Photo: Nature and Youth
The shame about the Norwegian mineral strategy is that we have left it all to foreign actors who plunder resources from Norwegian mountains and move the profits out of the country. It is different from when we developed the shelf with oil. That upstanding elected officials are unable to conceive of introducing a land rent tax on minerals is still a mystery to me. The Christian Democratic Party has this on its agenda, and Sokndal municipality's mayor in the previous term, Jonas Andersen Sayed, is now a member of parliament and is working to gain understanding for this. He was once the country's youngest mayor, and understands what income both the municipality and the state are missing out on because we are unable to tax wisely.
The emission requirements for the mining industry are among the most pathetic in the world. Only Norway and Papua New Guinea still accept that mining waste is deposited in the ocean. We must think long-term if we are to take care of nature for our descendants. The environmental clause of the Constitution is unique in this respect, since it requires us to ensure that the environmental condition is intact for future generations. Facilitating a mineral industry that does not pollute and that utilizes the resources in the waste should have been a matter of course and something we should have learned as a result of the great environmental case of the 1980s – the Titania case.

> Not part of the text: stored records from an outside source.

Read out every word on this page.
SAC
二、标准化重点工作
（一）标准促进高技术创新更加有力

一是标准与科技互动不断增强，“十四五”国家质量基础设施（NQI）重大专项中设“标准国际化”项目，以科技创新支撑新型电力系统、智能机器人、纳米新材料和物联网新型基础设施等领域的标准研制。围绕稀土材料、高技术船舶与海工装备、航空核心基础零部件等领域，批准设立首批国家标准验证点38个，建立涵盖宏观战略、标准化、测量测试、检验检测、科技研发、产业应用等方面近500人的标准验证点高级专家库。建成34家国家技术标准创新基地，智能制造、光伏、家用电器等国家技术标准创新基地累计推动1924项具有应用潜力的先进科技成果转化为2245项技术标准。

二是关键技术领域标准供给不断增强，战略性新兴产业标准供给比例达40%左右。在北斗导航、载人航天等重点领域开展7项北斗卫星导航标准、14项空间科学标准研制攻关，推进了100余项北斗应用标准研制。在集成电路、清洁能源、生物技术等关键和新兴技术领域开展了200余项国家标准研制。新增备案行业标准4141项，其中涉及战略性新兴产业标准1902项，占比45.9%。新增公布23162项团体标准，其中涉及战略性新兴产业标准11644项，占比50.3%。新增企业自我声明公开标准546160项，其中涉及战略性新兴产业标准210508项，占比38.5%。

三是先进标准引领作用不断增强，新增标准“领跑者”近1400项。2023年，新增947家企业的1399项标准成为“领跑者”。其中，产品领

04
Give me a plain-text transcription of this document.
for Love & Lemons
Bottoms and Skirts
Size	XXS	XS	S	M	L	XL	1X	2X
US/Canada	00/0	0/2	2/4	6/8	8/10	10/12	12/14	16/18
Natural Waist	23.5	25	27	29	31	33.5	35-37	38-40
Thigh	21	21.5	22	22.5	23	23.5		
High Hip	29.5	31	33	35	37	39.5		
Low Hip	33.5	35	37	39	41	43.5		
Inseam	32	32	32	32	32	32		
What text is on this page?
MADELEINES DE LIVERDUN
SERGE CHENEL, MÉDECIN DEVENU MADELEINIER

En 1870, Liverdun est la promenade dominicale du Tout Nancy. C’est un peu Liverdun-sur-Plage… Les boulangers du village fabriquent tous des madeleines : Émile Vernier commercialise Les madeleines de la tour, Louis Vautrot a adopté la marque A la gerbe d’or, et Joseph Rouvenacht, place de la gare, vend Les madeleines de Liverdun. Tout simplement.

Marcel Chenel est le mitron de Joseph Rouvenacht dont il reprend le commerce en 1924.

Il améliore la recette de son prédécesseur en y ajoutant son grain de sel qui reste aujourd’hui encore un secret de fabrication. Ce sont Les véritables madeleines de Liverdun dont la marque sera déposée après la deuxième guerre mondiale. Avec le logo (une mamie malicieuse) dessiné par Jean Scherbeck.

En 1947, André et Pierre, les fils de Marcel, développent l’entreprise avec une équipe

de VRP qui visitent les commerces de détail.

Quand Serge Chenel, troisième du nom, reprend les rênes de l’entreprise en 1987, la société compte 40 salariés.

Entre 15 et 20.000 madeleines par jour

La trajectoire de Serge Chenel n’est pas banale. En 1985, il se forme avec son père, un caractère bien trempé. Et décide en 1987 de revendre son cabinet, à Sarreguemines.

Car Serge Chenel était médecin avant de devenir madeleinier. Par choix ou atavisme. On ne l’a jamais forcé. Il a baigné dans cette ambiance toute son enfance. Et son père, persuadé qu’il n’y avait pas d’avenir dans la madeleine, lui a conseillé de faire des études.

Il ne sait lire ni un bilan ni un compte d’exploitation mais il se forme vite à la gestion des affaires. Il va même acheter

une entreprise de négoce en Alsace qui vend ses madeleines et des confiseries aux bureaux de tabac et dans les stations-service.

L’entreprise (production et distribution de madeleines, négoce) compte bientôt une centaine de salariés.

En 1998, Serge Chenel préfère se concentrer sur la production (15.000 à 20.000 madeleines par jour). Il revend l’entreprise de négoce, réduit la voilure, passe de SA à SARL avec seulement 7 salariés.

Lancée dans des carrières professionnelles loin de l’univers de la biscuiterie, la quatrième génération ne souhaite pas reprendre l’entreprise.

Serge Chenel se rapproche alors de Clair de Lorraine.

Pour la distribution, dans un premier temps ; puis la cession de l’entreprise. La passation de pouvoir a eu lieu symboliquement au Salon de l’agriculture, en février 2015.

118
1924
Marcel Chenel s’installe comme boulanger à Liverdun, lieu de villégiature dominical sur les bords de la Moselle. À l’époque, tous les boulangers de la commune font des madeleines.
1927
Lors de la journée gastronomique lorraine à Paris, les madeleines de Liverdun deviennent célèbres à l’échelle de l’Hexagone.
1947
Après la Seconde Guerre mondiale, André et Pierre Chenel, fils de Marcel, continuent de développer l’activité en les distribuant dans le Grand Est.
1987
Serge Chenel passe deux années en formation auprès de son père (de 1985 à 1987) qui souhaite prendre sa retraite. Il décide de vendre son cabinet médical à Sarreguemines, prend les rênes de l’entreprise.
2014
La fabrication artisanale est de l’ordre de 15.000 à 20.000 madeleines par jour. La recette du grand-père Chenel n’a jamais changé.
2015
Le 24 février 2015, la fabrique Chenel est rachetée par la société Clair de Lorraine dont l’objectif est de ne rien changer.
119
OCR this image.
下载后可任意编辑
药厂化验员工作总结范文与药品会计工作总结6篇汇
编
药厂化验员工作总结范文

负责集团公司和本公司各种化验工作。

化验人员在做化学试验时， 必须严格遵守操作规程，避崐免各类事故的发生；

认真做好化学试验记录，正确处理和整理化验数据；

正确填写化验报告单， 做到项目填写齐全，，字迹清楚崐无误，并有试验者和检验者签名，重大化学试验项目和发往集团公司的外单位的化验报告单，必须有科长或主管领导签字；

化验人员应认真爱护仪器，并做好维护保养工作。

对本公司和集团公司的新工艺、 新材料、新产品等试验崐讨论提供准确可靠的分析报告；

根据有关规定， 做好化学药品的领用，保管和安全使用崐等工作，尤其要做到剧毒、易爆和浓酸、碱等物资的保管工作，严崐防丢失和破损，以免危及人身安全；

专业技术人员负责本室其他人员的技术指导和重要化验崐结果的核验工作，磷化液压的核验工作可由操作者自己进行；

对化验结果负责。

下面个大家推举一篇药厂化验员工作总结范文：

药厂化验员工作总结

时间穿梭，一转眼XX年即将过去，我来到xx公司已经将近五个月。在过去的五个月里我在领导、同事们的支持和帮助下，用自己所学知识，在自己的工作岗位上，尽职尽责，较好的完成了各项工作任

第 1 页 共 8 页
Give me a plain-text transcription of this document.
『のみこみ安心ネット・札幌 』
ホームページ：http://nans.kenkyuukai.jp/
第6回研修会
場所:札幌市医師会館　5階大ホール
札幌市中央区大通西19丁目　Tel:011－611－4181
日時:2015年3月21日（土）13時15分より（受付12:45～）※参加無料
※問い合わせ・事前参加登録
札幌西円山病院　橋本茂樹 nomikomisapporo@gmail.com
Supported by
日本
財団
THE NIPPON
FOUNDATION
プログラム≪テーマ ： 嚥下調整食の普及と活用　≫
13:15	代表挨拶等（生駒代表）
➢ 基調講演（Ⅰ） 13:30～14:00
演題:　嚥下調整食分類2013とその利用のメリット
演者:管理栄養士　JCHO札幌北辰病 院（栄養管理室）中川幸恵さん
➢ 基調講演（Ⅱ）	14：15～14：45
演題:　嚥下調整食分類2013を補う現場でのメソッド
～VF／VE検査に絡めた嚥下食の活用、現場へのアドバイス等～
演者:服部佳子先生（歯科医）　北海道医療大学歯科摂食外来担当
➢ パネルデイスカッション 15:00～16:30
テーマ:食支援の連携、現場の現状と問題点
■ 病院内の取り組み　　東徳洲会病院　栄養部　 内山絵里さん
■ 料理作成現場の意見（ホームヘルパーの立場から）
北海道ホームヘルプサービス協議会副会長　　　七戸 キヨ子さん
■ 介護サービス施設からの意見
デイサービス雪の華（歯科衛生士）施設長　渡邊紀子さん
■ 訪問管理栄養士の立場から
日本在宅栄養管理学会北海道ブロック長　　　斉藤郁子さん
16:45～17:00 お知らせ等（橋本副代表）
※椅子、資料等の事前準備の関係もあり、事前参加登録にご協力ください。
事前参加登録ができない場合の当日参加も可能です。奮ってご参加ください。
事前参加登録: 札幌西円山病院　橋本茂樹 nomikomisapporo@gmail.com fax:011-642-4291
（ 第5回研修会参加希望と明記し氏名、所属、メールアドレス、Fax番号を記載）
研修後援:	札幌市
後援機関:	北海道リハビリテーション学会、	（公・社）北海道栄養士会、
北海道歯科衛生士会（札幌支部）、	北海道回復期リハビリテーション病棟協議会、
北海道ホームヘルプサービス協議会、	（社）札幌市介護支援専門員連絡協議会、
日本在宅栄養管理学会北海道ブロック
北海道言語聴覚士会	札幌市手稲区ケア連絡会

Instead, we see government lawyers fighting the Norwegian Association for the Conservation of Nature, the Sami people, and Nature and Youth when they try to stop the discharge of mining waste in Repparfjord and Førdefjorden. Norway has the opportunity to become a leader in environmentally friendly mineral extraction, through, among other things, introducing a land rent tax and perhaps also setting up a separate state enterprise ala Statoil for environmentally friendly mineral extraction.